C’est avoir une journée de libre et la constater se meubler de surprises et de hasards doux et bizarres.

Croiser son ex et lui confier l’inavoué. Se poser sur un banc de parc, jaser âme avec une inconnue. Manger un gelato au matcha. Frôler la mort. Se réveiller d’un rêve qui chamboule.
Recueil de nouvelles? Poésie? L’un et l’autre, qu’importe. L’ensemble invite.

Résonne dans l’imaginaire ces choses que l’on avait oubliées, la nostalgie de l’inestimable retrouvé.
Maggie Roussel énonce ses fragments comme des oracles. Les mots sont clairs. Le sentiment juste. La conviction irréfutable. Nous comprenons. Nous sommes d’accord. Nous savons ce qu’il faut faire

Nous signons. Les termes du contrat se défilent. Envoutés, nous n’y voyons que du feu.

Okay.

Plus aucun retour en arrière ne saura contenir la nature;
orages, piments de la Jamaïque, papiers buvards.
Les courant importuns arrachent mes chrysanthèmes. Je vais fermer les mauvaises portes. Le thym, le trèfle, le pissenlit poussent sur mes joues.
Je me réapproprie, je tire aux cartes soiréement.

Répit.

Refuser d’être conforme : accepter ce que le monde refuse. Devenir ce qui est souvent réfuté. Le monde aura beau faire pour entrer dans la sphère poétique d’une œuvre, il n’en percera jamais la surface. Étanchéité à toute épreuve.

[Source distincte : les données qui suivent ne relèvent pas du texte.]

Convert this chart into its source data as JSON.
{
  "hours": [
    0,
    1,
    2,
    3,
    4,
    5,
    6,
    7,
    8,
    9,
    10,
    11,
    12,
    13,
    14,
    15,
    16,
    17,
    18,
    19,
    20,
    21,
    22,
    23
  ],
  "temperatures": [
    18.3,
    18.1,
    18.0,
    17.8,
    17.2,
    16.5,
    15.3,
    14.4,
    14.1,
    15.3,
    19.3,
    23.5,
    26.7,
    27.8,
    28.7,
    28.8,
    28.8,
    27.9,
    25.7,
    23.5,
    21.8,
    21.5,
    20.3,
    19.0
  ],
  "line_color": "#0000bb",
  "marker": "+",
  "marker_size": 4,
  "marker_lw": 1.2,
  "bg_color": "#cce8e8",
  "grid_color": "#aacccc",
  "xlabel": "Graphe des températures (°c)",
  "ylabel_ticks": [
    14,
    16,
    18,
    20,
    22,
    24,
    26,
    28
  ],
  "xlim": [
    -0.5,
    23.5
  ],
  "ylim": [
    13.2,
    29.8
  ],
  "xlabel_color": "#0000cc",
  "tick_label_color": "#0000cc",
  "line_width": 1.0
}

Un son mat, fragile, régulier traverse pourtant l’opacité de la poésie. C’est le bruit que fait le monde lorsqu’il se brise sur l’acte poétique, sur l’imaginaire. Le bruit du monde qui se brise sur son reflet que l’honnêteté a distordue. Le bruit de notre être que le ressac entraine contre notre propre visage magnifié.

Pourtant cet écho est rassurant : il rappelle que nous sommes ancrés dans le non-poétique, protégés des affres de la poésie qui tempêtent au large. Cet écho rappelle le heurt que subit la parcelle de monde devant ses propres vérité et ce alors qu’il reste à l’abri.

La poésie aura beau faire, elle est prisonnière de ses crépuscules violets et roses, prisonnière des foudres qu’elle jette sur les vagues énormes de la nuit. Le monde à sa façon est d’une étanchéité à toute épreuve.